Ermittlungen gegen Pharmafirmen

US-Anwaltschaft nimmt Gutachten für Medikamente aufs Korn. Branche soll zur vollständigen Offenlegung ihrer Praktiken gezwungen werden. Psychopillen werden in den USA viel an Kinder und Jugendliche verschrieben

NEW YORK taz ■ Im Kampf gegen angeblichen Betrug in der Pharmabranche hat sich der New Yorker Staatsanwalt Eliot Spitzer einen neuen Konzern vorgeknöpft. Diesmal geht es Forest Laboratories an den Kragen. Der Pillengigant aus New York muss Spitzer Informationen über seine Test- und Marketingpraktiken vorlegen. Im Auge hat Spitzer das Antidepressivum Celexa, das von Ärzten nicht nur für Erwachsene, sondern auch für Kinder und Jugendliche verschrieben wird.

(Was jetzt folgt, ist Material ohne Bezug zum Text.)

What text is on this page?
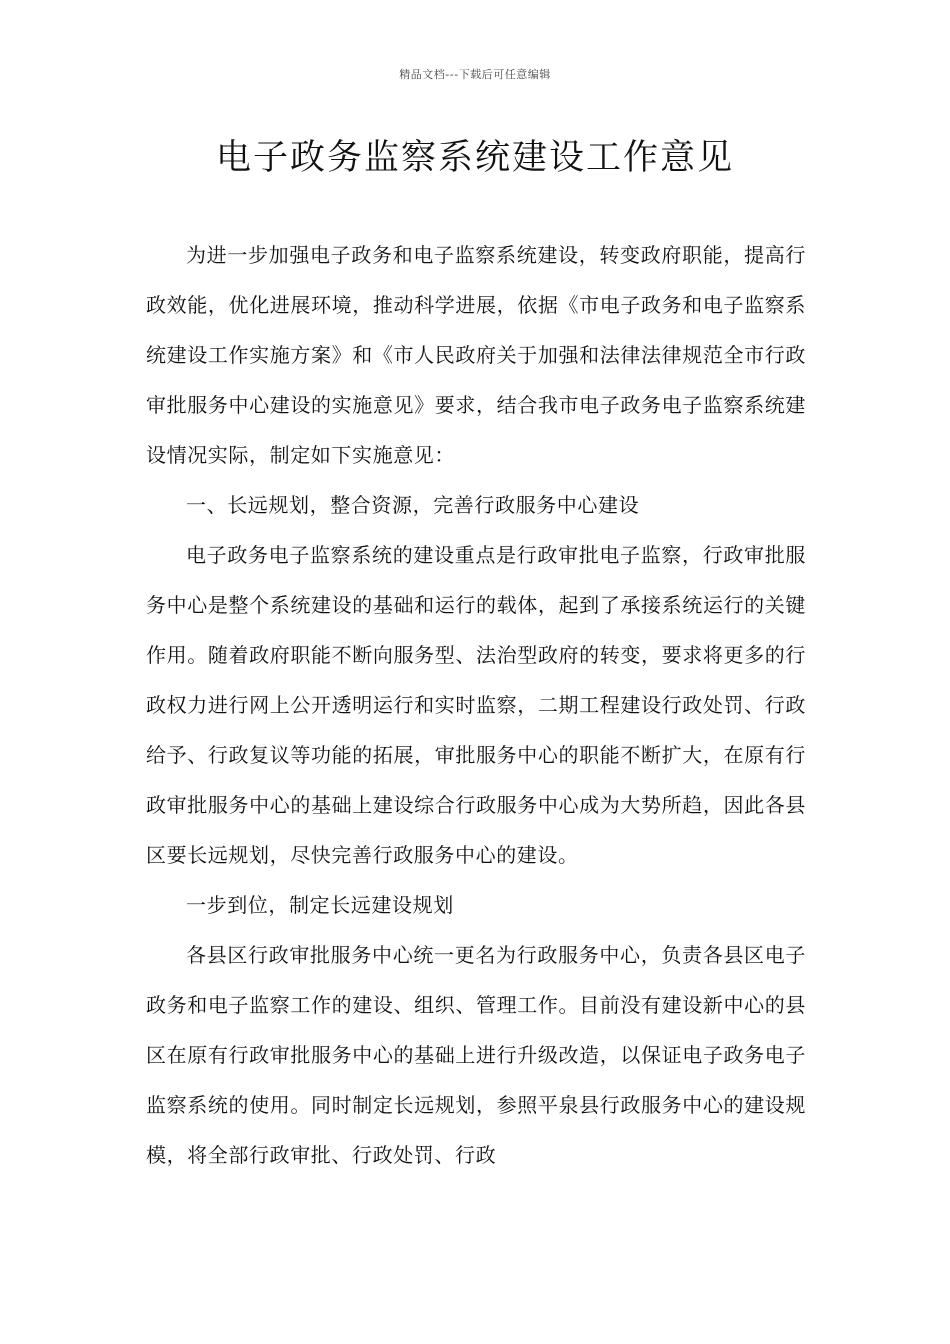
精品文档---下载后可任意编辑
电子政务监察系统建设工作意见

为进一步加强电子政务和电子监察系统建设，转变政府职能，提高行政效能，优化进展环境，推动科学进展，依据《市电子政务和电子监察系统建设工作实施方案》和《市人民政府关于加强和法律法律规范全市行政审批服务中心建设的实施意见》要求，结合我市电子政务电子监察系统建设情况实际，制定如下实施意见：

一、长远规划，整合资源，完善行政服务中心建设

电子政务电子监察系统的建设重点是行政审批电子监察，行政审批服务中心是整个系统建设的基础和运行的载体，起到了承接系统运行的关键作用。随着政府职能不断向服务型、法治型政府的转变，要求将更多的行政权力进行网上公开透明运行和实时监察，二期工程建设行政处罚、行政给予、行政复议等功能的拓展，审批服务中心的职能不断扩大，在原有行政审批服务中心的基础上建设综合行政服务中心成为大势所趋，因此各县区要长远规划，尽快完善行政服务中心的建设。

一步到位，制定长远建设规划

各县区行政审批服务中心统一更名为行政服务中心，负责各县区电子政务和电子监察工作的建设、组织、管理工作。目前没有建设新中心的县区在原有行政审批服务中心的基础上进行升级改造，以保证电子政务电子监察系统的使用。同时制定长远规划，参照平泉县行政服务中心的建设规模，将全部行政审批、行政处罚、行政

Mit seinem Feldzug will Spitzer die Branche zur vollständigen Offenlegung ihrer Praktiken zwingen. Noch herrscht große Geheimniskrämerei.

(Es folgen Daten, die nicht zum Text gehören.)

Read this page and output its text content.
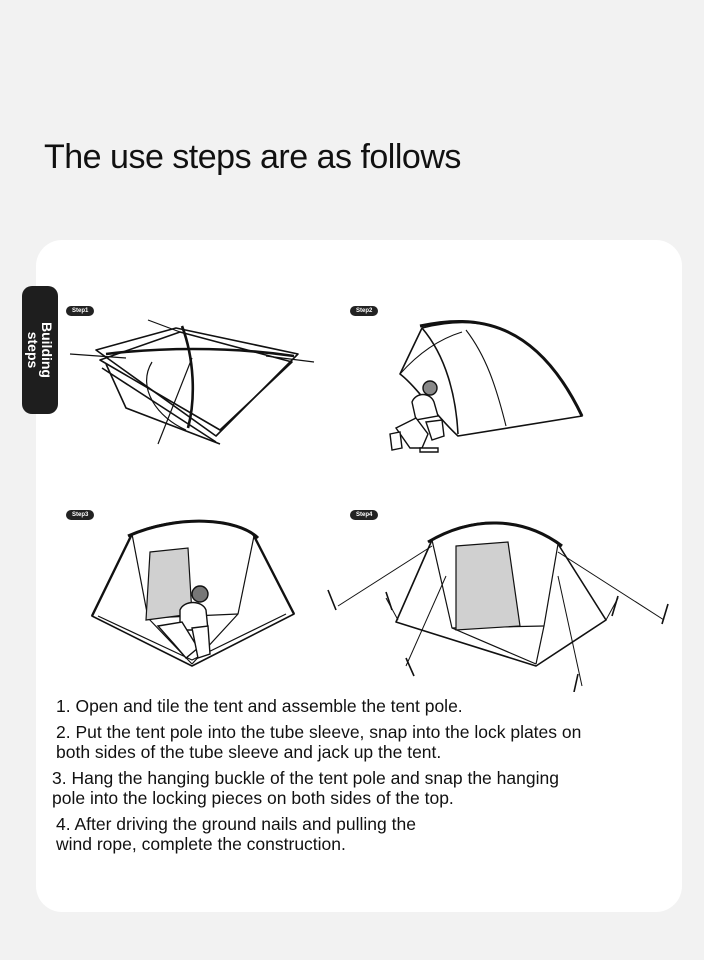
The use steps are as follows
Building
steps
Step1	Step2
Step3	Step4

1. Open and tile the tent and assemble the tent pole.

2. Put the tent pole into the tube sleeve, snap into the lock plates on
both sides of the tube sleeve and jack up the tent.

3. Hang the hanging buckle of the tent pole and snap the hanging
pole into the locking pieces on both sides of the top.

4. After driving the ground nails and pulling the
wind rope, complete the construction.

Erst vor einem Monat hat der rührige Staatsanwalt eine Klage gegen den britischen Konzern Glaxo Smith Kline eingereicht. Der Vorwurf: Der Konzern soll Studien unterdrückt haben, die gezeigt hätten, dass das Antidepressivum Paxil auf Kinder und Jugendliche keine große Wirkung habe. Außerdem stehe das Mittel im Verdacht, bei jungen Patienten Selbstmordgedanken zu wecken. Glaxo behauptet, die Firma sei unschuldig.

Antidepressiva wie Celexa und Paxil sind Renner, die in den USA schon seit Jahren ohne die ausdrückliche Genehmigung der Aufsichtsbehörde für Kinder und Jugendliche verschrieben werden. Das Verschreiben liegt im Ermessen der Ärzte, falls sie glauben, dass ihre Patienten durch die Einnahme dieser Medikamente schneller gesund werden. Sollte sich herausstellen, dass Forest Laboratories Informationen über die Wirksamkeit seiner Pille wider besseres Wissen unterdrückt hat, müsste das Unternehmen mit einer Klage von Spitzer rechnen. Laut der New York Times hat Forest Laboratories vor einem Monat eine Studie über Celexa in einer Fachzeitschrift veröffentlicht, die positive Ergebnisse bei der Behandlung von Kindern und Jugendlichen gezeigt hat – allerdings ohne dem Journal mitzuteilen, dass es noch eine zweite Studie gibt, die zu einem negativen Ergebnis gekommen ist. Ein Hinweis darauf sei im vergangenen Oktober nur in einem dänischen Lehrbuch veröffentlicht worden.

Zudem musste Forest Laboratories vor einer Woche zugeben, dass erste Ergebnisse einer Studie des Antidepressivum Lexapro zeigen, dass das Mittel bei Kindern und Jugendlichen keine besser Wirkungen als ein Placebo habe. Dabei sollte Lexapro Celexa ersetzten, da die Laufzeit des Patents für die Pille abläuft.

Forest behauptet, die Firma sei unschuldig, und sagt, dass sie mit Spitzer kooperiert. Die negative Studie sei nur deshalb nicht erwähnt worden, weil es keine veröffentlichten Hinweise gebe, die man zitieren konnte.

Unter der Leitung von Howard Solomon hat sich Forest Laboratories in den letzten Jahren zu einem Liebling der Wall Street gemausert. Der 76-Jährige, der seit 27 Jahren an der Spitze des Unternehmens steht, gehört laut Forbes Magazine zu den zehn best bezahlten Chefs in Amerika. Im vorigen Jahr hat er über 36 Millionen Dollar verdient.

Inzwischen wird der Druck auf die Pharmabranche immer größer. Amerikanische Ärzte kritisieren die Geheimniskrämerei der Pillenhersteller schon lange. Jetzt fordert die American Medical Association, eine Vereinigung von Ärzten, dass die US-Regierung eine Datenbank aufmachen soll, auf der alle Testergebnisse gespeichert werden. Nur so könnten sich Ärzte über Medikamente ein Bild machen und die besten Mittel zur Behandlung ihrer Patienten verschreiben.